Actualités apicoles 2014-01

Par Benoît Manet

En ce début d’année, j’aurais aimé vous offrir un bouquet de fleurs. Une abondance de formes et de couleurs composant la richesse d’un paysage. Une richesse d’effluves inondant le décor. Comme une toile impressionniste …

Mais qu’on ne s’y trompe … ! Si les fleurs sont chatoyantes, c’est parce qu’elles doivent séduire, être suffisamment attrayantes que pour faire venir l’insecte à elles. Lui offrir les ressources nécessaires en échange d’une assurance-vie : la transmission de ses gênes par la pollinisation à la fécondation et produire les fruits de sa descendance. Cette histoire complice remonte à 110-140 millions d’années où par une longue coévolution, les plantes à fleurs de mon bouquet, ont développé une grande diversité de formes avec plus de 250.000 espèces réparties sur les différents continents. C’est aussi lors de ce long parcours, il y a environ 20 millions d’années, que sont apparues les abeilles sociales comme l’abeille mellifère. Contrairement à d’autres, elle s’est intéressée à de nombreuses espèces florales différentes. Au travers d’une constance de butinage, elle est qualifiée de pollinisateur généraliste majeur dans l’évolution des plantes à fleurs. Et c’est seulement depuis peu, en fait depuis que les abeilles subissent le déclin, que le rôle de l’abeille est considéré à une plus juste mesure. Où l’on évalue son apport en termes de quantité de récoltes de fruits, de légumes. Un tiers de notre nourriture est dérivée de plantes dont les abeilles ont fécondé les fleurs. Tout autant en termes de diversité et de qualité des produits. Tout autant surtout dans la pérennité des plantes sauvages. Le tout en parfaite complémentarité des autres pollinisateurs que sont les autres abeilles, papillons, etc.
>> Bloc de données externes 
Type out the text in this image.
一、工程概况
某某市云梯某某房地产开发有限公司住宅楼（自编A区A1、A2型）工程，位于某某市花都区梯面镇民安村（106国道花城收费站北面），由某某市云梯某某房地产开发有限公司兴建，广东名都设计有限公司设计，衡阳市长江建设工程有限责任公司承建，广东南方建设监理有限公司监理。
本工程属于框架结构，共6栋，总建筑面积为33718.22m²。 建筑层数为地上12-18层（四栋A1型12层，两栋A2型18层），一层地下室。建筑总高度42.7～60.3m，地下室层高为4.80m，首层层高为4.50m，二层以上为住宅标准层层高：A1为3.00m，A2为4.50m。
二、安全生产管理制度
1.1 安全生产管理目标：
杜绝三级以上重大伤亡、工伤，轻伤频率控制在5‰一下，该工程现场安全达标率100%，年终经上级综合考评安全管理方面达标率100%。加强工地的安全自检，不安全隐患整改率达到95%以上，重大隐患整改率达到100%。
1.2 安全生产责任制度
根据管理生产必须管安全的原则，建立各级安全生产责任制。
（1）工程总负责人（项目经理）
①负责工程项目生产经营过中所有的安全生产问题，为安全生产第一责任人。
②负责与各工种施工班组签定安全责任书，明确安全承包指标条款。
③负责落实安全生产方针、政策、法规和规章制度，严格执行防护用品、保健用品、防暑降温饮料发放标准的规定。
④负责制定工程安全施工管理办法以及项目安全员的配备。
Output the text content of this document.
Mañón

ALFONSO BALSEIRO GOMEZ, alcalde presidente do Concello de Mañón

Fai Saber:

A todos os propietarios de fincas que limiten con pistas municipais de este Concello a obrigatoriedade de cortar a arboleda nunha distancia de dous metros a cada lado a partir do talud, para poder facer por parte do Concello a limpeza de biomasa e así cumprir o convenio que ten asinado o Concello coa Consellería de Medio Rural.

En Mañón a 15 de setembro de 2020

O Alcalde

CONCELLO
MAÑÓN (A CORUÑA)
Vie et moeurs des abeilles

Vie et moeurs des abeilles,
Karl von Frisch

Et dans ce bouquet, nous y trouvons des fleurs de couleur. Mais, surprise, au travers de ses yeux à facettes, l’abeille ne perçoit pas ces couleurs comme nous les percevons. Puisqu’elle ne perçoit pas le rouge mais est sensible aux ultraviolets, les fleurs ont développé, de générations en générations, des adaptations pour elles aussi refléter ou absorber les ultra-violets. Et ainsi, ces couleurs qui nous sont invisibles s’adressent à d’autres yeux que les nôtres. De même que ces parfums sont destinés à d’autres que nous. C’est sur ces postulats que Karl von Frisch, célèbre scientifique autrichien, va essayer d’explorer la vision des abeilles dans les années 1920. A cette époque, il était considéré que les abeilles ne percevaient pas les couleurs. Plus tard, pendant la 2ème guerre mondiale, ses travaux se focaliseront sur ces comportements de danses, espèce de langage sans parole, qu’il tenta d’expliquer. Il découvrit que lorsqu’une abeille exécute une danse frétillante dans l’obscurité de la ruche, elle indique la localisation de la nourriture qu’elle vient de visiter. L’enthousiasme de ses découvertes permit de préciser cette forme de communication au travers d’un héritage relayé par une succession de chercheurs.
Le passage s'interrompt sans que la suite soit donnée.